Del correre e del conoscere

Pubblicato domenica 1 Febbraio 2015 alle 18:57 da Francesco

Quest’oggi ho corso per trenta chilometri in mezzo alla neve e al fango, ma rimando ad un altro momento il resoconto della gara e mi limito a prendere spunto dai pensieri che l’hanno scandita.
Un tempo correvo per compensare le mie mancanze affettive e in questo modo riuscivo a vivere bene nel deserto emotivo in cui ancora dimoro, poi la sublimazione è terminata e sono cambiate le ragioni delle mie falcate. Mi sono reso conto che adesso corro per imparare a morire, cosicché al momento della mia ora io non sia del tutto impreparato, però auguro a me stesso di vivere a lungo e soprattutto bene! Quest’ultimo è un auspicio che rinnovo di tanto in tanto e dunque spero di potermelo ripetere molte altre volte ancora, ma allora dovrei augurarmi lo stesso per la speranza di ripetere l’auspicio di cui sopra: in realtà sono più semplice di quanto appaio. 
Platone stesso afferma nel Fedone che la “filosofia è imparare a morire” e Seneca si occupa di quella che egli chiama ars moriendi, perciò ormai asservisco la corsa e i suoi sforzi a questo tipo di studio: mi occupo della fine. Qualche mese fa ho attestato la scomparsa della sublimazione e già allora sapevo che qualcos’altro le sarebbe subentrato: adesso la sostituzione è chiara.

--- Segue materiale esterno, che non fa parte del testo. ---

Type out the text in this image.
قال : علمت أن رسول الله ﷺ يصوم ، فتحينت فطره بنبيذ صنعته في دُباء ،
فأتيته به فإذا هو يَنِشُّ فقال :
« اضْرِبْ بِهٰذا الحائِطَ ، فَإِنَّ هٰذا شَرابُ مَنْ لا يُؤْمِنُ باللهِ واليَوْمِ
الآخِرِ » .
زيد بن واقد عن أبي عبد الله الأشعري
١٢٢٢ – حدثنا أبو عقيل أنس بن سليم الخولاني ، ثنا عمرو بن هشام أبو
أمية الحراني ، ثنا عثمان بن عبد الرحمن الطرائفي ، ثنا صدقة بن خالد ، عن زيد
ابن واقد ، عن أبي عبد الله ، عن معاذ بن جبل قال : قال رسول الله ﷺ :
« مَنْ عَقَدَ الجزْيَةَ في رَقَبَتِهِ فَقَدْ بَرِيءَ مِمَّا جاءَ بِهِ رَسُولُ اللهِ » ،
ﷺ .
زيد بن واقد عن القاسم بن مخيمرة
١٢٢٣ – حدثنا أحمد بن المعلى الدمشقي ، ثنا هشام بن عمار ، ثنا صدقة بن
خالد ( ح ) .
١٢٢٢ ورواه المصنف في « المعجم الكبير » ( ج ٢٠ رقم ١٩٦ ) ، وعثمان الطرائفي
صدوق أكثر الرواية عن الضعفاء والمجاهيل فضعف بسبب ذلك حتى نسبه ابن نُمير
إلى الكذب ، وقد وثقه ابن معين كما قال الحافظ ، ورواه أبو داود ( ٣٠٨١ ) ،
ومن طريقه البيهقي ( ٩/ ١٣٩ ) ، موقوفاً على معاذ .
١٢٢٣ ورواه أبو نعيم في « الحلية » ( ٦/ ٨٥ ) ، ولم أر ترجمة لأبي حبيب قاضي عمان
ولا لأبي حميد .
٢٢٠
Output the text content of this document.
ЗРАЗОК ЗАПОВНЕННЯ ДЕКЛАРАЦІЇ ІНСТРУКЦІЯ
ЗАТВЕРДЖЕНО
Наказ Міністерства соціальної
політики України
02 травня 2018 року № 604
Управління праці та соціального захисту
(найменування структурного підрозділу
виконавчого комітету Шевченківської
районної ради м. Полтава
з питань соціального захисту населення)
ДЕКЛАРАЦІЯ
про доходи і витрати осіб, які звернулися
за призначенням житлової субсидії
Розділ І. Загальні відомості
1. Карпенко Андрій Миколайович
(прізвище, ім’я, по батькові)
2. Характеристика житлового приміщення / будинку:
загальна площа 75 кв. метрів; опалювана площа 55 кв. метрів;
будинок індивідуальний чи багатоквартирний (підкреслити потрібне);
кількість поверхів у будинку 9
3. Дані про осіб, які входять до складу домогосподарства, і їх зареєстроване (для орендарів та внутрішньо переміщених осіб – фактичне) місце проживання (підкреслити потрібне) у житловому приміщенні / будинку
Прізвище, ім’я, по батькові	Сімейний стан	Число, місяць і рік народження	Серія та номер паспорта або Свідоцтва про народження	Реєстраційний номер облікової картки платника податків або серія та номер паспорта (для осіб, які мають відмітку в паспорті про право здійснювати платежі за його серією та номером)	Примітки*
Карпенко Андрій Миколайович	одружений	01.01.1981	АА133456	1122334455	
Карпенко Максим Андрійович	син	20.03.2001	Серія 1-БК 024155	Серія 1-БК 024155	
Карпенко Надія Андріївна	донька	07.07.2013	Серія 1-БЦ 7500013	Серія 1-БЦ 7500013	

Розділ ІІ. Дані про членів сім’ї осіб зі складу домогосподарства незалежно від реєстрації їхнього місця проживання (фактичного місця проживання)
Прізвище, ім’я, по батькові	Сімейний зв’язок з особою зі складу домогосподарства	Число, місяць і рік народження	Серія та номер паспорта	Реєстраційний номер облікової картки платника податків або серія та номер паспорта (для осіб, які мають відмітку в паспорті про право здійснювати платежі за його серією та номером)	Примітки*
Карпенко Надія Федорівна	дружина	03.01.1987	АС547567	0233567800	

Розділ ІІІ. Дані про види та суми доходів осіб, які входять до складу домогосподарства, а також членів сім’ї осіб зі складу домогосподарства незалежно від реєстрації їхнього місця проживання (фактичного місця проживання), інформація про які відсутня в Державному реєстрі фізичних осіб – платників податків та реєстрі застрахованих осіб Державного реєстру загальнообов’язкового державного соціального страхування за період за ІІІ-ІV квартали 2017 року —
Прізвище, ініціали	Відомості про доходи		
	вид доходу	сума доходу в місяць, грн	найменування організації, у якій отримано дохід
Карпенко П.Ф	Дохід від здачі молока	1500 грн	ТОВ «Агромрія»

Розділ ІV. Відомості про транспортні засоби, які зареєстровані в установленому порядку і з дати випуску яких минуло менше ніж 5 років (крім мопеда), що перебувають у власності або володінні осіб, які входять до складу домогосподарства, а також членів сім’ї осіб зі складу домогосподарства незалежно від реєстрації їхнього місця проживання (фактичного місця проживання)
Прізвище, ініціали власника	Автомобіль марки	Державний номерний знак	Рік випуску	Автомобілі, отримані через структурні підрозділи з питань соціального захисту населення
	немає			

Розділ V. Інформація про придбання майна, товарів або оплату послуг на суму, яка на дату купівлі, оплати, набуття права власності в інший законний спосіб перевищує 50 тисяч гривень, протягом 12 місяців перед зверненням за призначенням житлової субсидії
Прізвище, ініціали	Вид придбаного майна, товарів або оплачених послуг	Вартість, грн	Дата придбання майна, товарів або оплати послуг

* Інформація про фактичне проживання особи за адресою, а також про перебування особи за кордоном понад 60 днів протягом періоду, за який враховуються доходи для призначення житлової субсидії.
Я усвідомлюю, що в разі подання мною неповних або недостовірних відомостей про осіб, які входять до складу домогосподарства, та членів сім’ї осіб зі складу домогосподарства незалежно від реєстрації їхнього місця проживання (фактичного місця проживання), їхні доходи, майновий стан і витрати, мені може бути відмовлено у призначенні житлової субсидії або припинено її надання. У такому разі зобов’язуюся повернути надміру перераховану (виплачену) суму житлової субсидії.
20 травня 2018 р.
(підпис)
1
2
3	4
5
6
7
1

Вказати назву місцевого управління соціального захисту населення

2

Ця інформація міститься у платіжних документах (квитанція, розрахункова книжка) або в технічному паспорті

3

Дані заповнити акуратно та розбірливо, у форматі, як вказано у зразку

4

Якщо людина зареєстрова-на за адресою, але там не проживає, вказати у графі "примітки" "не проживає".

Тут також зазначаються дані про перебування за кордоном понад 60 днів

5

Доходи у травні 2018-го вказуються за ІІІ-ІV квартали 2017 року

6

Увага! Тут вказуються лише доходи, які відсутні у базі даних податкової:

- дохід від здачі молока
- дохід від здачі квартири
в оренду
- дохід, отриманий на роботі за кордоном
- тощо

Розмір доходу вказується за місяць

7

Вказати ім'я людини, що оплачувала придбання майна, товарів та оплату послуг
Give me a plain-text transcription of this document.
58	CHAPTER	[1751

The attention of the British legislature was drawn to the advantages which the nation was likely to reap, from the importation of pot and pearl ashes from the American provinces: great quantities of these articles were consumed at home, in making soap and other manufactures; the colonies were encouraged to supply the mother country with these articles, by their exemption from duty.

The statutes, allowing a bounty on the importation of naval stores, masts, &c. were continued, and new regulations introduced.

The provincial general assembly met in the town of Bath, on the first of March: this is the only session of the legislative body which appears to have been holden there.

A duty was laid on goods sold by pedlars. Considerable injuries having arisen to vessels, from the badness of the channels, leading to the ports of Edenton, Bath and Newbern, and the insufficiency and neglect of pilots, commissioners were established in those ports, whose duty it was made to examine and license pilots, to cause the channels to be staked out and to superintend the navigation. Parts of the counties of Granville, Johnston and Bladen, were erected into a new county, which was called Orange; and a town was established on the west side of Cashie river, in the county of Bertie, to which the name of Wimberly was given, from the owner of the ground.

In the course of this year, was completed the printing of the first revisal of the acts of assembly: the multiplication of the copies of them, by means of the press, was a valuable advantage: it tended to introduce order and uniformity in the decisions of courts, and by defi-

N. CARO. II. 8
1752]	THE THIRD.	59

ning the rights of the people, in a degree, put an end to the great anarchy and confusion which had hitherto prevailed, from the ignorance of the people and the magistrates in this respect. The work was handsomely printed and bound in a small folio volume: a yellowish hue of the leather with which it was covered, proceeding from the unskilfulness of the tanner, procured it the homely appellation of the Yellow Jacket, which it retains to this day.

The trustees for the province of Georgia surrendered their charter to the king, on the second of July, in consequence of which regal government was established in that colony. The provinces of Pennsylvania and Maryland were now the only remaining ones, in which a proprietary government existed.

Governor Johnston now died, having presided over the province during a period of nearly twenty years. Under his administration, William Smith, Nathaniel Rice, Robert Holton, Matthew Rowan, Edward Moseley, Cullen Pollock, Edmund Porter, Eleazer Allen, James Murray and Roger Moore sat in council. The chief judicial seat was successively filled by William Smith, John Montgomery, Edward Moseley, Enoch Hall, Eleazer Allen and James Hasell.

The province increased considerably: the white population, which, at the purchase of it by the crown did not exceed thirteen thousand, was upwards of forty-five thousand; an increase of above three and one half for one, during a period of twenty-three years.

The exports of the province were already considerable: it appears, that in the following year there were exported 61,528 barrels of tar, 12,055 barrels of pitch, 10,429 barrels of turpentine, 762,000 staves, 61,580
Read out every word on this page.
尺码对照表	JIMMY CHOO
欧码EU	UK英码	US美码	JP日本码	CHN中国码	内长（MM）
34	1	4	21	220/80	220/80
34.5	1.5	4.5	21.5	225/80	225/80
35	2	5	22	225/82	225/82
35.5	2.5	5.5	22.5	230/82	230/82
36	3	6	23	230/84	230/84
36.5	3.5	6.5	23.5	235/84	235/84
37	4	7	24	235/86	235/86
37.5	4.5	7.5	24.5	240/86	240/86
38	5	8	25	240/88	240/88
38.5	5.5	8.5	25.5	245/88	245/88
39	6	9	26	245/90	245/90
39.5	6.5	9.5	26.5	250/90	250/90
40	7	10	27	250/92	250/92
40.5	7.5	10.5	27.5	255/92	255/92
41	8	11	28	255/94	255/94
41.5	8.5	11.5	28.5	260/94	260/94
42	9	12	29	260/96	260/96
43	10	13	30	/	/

Oltre a macinare chilometri continuo ad accumulare nozioni, però non credo che l’aumento del bagaglio culturale sia necessariamente un bene e mi sembra che non di rado tale incremento abbia una spinta vanesia quanto quella che induce certuni (compreso il sottoscritto) a lavorare sull’ipertrofia muscolare. Ripeto: sono più semplice di quanto appaio. Anche a Seneca era invisa un certo tipo di conoscenza e c’è un passaggio di una sua lettera in cui secondo me lo dichiara in modo efficace: “Voler conoscere più del necessario è una forma di intemperanza. Che dire poi di questa moda che ci fa seguire le arti liberali e ci rende importuni, prolissi, intempestivi e vanesi e ci ci fa trascurare il necessario perché abbiamo imparato il superfluo?”.